In summary, side-pump combiners provide excellent optical isolation, signal insertion loss, and beam quality, making them advantageous for the laser processing industry.

PARAMETERS OF SIDE-PUMP COMBINERS

When using side-pump combiners, there are several parameters to consider, including:

1. Pump efficiency: The definition is the ratio of output power to input power (coupling efficiency) of the side-pump combiner, usually expressed as a percentage (%) . The formula definition is defined as follows (P₁ ⁄ P₀)×100% , where P₀ and P₁ are total input power and total output power of the side-pump combiner, respectively.
2. Signal insertion loss: The definition is the signal power loss caused by the side-pump combiner. The formula is defined as follows -10log₁₀(P₁ ⁄ P₀) , where P₀ represents the signal power without the side-pump combiner, and P₁ the signal power with the side-pump combiner, and usually expressed in dB.
3. Beam quality (M²): The definition is the characteristics of the laser beam output by the side-pump combiner and generally expressed in terms of m square M², where M² indicate the degree of similarity between the beam and the lowest-order Gaussian beam. When the value of M² is closer to 1, it means that the beam resembles the lowest-order Gaussian beam more closely.
4. Pump power handling: pump power handling refers to the highest input power that each pump source can withstand without encountering any instability or damage.
5. Laser power handling: laser power handling is defined as the maximum stable output power that a combiner can handle.
6. Return loss: The definition is the ratio of light reflected back into the input path due to scattering and reflection from optical surfaces and expressed in dB. The formula is defined as follows 10log₁₀ P_R ⁄ P₀ , where P₀ is total input power from all pump light sources and P_R is the reflected power during transmission.
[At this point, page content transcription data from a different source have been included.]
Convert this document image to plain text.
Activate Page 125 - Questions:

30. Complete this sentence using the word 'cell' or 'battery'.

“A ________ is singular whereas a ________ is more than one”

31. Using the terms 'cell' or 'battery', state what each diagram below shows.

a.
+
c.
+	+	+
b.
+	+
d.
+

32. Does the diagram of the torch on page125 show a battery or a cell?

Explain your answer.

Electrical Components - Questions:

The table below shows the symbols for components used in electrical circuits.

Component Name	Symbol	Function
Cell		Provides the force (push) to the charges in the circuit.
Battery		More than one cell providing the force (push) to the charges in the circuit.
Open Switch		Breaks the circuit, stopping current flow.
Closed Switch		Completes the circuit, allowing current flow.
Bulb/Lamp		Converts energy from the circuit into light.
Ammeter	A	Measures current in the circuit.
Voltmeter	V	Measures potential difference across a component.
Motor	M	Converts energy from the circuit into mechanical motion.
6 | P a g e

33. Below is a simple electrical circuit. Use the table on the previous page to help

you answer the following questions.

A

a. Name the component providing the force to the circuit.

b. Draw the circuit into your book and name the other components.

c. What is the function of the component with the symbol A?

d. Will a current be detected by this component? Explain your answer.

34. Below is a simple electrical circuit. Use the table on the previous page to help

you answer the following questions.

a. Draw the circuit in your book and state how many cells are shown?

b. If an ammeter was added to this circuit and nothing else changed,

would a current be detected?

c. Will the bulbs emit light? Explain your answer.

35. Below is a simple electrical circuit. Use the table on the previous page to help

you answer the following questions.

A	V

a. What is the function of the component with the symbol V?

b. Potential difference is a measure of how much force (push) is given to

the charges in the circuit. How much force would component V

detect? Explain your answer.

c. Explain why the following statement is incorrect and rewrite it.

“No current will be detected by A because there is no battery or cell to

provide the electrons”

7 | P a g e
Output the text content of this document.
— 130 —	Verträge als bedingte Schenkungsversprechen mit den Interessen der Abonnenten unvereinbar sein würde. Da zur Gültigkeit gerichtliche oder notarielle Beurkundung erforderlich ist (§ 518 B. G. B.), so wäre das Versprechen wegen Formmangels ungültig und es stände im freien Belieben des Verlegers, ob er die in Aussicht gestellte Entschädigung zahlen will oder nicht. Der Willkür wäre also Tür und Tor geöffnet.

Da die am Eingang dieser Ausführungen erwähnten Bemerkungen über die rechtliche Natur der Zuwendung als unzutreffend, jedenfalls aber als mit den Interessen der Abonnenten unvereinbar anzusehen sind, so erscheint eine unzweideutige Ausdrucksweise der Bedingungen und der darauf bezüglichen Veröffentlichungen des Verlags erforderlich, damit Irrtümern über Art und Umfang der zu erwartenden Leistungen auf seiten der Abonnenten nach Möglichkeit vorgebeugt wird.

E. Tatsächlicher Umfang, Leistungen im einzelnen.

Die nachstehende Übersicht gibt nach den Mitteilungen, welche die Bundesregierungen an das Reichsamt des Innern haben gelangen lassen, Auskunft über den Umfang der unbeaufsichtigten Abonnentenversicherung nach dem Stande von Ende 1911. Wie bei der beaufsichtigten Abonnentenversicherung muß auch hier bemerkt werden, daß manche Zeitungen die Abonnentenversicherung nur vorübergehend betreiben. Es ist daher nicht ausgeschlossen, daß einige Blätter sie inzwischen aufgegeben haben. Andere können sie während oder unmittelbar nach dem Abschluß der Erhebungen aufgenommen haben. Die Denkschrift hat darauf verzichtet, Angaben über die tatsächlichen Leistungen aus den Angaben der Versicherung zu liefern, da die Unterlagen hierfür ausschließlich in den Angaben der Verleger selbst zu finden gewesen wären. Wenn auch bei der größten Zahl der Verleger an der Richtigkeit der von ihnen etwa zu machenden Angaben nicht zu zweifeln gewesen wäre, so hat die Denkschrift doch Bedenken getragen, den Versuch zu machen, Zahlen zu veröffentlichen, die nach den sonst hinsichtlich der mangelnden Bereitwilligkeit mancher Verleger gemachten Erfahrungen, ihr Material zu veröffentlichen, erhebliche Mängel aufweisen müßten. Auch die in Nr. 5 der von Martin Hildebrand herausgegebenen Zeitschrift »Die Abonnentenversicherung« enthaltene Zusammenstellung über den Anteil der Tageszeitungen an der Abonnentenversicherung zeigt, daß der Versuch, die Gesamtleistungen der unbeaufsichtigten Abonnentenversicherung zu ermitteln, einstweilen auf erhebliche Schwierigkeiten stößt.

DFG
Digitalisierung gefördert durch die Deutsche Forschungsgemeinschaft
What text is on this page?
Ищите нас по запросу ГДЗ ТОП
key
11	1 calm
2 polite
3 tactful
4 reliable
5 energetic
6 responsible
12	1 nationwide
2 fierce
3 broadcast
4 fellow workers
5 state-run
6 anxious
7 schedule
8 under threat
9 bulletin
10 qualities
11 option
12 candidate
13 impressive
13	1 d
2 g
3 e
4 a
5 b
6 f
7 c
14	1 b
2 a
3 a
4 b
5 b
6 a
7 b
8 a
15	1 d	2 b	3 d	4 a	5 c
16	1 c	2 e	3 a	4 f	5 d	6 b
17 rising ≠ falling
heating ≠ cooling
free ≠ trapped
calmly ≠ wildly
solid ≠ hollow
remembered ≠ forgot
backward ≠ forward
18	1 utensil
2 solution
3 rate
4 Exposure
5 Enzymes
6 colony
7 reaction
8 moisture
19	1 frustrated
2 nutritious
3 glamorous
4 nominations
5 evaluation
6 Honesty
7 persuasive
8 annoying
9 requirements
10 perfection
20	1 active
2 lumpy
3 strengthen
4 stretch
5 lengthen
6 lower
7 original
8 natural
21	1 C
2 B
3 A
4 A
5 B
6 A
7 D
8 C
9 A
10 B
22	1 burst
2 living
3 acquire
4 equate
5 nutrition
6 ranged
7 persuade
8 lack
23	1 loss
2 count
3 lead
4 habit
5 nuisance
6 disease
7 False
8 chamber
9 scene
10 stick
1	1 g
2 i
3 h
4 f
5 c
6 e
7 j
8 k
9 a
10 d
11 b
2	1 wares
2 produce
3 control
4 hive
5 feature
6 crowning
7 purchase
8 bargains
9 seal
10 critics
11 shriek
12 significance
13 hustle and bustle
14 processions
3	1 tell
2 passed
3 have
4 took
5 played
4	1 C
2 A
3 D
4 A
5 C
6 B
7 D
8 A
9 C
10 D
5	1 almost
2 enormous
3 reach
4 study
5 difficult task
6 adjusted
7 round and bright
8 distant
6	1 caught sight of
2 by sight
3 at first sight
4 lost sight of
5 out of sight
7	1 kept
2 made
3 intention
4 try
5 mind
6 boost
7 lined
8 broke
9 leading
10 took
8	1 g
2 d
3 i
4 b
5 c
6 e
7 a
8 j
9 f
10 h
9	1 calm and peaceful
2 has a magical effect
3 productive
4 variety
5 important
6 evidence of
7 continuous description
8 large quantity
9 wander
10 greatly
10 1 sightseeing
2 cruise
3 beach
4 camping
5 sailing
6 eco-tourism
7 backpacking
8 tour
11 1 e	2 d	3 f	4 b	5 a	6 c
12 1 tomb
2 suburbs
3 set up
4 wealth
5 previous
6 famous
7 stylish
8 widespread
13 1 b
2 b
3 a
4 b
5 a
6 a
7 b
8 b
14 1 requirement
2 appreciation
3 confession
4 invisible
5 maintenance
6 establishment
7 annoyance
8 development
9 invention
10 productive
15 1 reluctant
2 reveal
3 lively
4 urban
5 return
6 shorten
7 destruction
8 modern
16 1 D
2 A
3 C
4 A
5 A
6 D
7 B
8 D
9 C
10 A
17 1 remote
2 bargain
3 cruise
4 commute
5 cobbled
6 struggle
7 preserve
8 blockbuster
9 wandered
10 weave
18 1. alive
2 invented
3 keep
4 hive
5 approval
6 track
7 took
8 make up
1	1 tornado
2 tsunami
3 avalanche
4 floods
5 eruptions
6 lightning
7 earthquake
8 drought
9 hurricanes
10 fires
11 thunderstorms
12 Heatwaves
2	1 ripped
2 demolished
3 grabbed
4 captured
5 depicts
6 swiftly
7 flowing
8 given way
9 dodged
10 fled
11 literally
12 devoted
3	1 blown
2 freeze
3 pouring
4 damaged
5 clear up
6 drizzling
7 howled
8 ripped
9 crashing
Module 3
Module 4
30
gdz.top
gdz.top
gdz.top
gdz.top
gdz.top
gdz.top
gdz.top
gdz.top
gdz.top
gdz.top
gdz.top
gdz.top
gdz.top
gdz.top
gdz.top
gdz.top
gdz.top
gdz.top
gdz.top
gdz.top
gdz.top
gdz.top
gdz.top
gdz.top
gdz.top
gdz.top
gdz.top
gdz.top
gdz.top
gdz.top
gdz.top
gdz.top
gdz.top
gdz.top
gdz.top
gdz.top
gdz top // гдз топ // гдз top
Figure 6 below shows a schematic dia gram of the return loss.

   

7. Environmental parameters include:
   1. Operating Temperature: The allowable temperature range of the local ambient environment in which the optical component can operate safely.
   2. Storage Temperature: The allowable temperature range of the local ambient environment in which the optical component can be stored without being damaged.
   3. Operating Humidity: The allowable humidity range of the local ambient environment in which the optical component can operate safely.
8. Package Dimensions: Package dimension refers to the size dimensions of this component.

APPLICATION OF PUMP AND SIGNAL COMBINERS

Pump and signal combiners are widely used in amplifiers and fiber laser engines, with the primary purpose of coupling pump light sources to the signal fiber to increase the output optical power of the laser. Figure 9 below shows a schematic diagram of the fiber laser engine structure produced by PCT (Photonicore Technologies), which utilizes two (6+1)×1 pump and signal combiners. Figure 12 shows an actual product photo of the pump and signal combiners produced by PCT (PhotoniCore Technologies).